A couple of tunes later and we had a treat from Henry Lowther
on trumpet, playing his own composition ‘Mataya Sleeps’, dedicated to a neice
who was asleep while he wrote it. More Monk closed off the first set – ‘4 in 1’.
The second set brought us a Henry Lowther solo on a
beautifully played ballad; ‘It never entered my mind’, and then Art Themen took
over but with a segué into ‘April in New York’. I’d caught sight of the music
and was dreading this sad and sentimental song. I didn’t need that on Monday,
not after hearing bad news, but I was lucky to hear it torn apart and then reassembled without any fake sentimentality.

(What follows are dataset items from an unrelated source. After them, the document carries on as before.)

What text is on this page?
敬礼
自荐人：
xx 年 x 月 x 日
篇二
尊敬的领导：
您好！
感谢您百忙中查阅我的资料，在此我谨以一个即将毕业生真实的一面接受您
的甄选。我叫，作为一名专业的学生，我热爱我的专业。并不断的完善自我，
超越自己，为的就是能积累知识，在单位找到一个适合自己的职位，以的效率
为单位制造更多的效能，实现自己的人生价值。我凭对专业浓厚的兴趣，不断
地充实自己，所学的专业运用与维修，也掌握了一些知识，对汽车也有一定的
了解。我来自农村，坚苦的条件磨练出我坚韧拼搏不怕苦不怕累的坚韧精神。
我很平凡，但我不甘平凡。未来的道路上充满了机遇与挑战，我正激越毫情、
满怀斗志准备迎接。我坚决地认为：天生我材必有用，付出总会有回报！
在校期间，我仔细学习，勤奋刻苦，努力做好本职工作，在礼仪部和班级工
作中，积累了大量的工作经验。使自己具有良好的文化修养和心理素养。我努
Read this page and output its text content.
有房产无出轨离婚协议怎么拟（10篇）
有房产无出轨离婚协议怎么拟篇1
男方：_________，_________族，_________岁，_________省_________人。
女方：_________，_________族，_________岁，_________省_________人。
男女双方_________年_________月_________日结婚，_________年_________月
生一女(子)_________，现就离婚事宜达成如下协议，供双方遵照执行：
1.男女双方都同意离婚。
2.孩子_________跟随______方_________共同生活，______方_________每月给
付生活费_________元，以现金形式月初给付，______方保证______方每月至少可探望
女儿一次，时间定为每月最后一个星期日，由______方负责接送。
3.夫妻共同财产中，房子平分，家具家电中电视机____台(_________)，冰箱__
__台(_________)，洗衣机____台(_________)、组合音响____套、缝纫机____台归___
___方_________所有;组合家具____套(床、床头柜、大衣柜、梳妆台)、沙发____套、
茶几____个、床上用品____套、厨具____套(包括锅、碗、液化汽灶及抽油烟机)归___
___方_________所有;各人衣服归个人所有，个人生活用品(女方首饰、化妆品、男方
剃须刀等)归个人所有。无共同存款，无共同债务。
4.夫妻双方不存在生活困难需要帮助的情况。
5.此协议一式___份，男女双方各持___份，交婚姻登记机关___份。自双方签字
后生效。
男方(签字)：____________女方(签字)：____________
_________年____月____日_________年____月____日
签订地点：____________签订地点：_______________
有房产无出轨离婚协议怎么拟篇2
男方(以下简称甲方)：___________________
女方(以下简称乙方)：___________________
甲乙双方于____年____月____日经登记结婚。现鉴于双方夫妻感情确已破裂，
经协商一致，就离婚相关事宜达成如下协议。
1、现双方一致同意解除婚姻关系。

There were a few familiar Art Themen setpieces; Dexter Gordon’s
‘For regulars only’ and a Clifford Brown blues to finish giving John Donaldson a
chance to shine on piano. It was still a great night of modern jazz from the
greats, played on a quiet Monday night.
I should add that Stan Tracey was for many years the house
pianist at Ronnie Scott’s and in that role he accompanied the greats of the
jazz world. I remember seeing him several times in the early 1980’s, entertaining another
local club, with some fairly experimental jazz.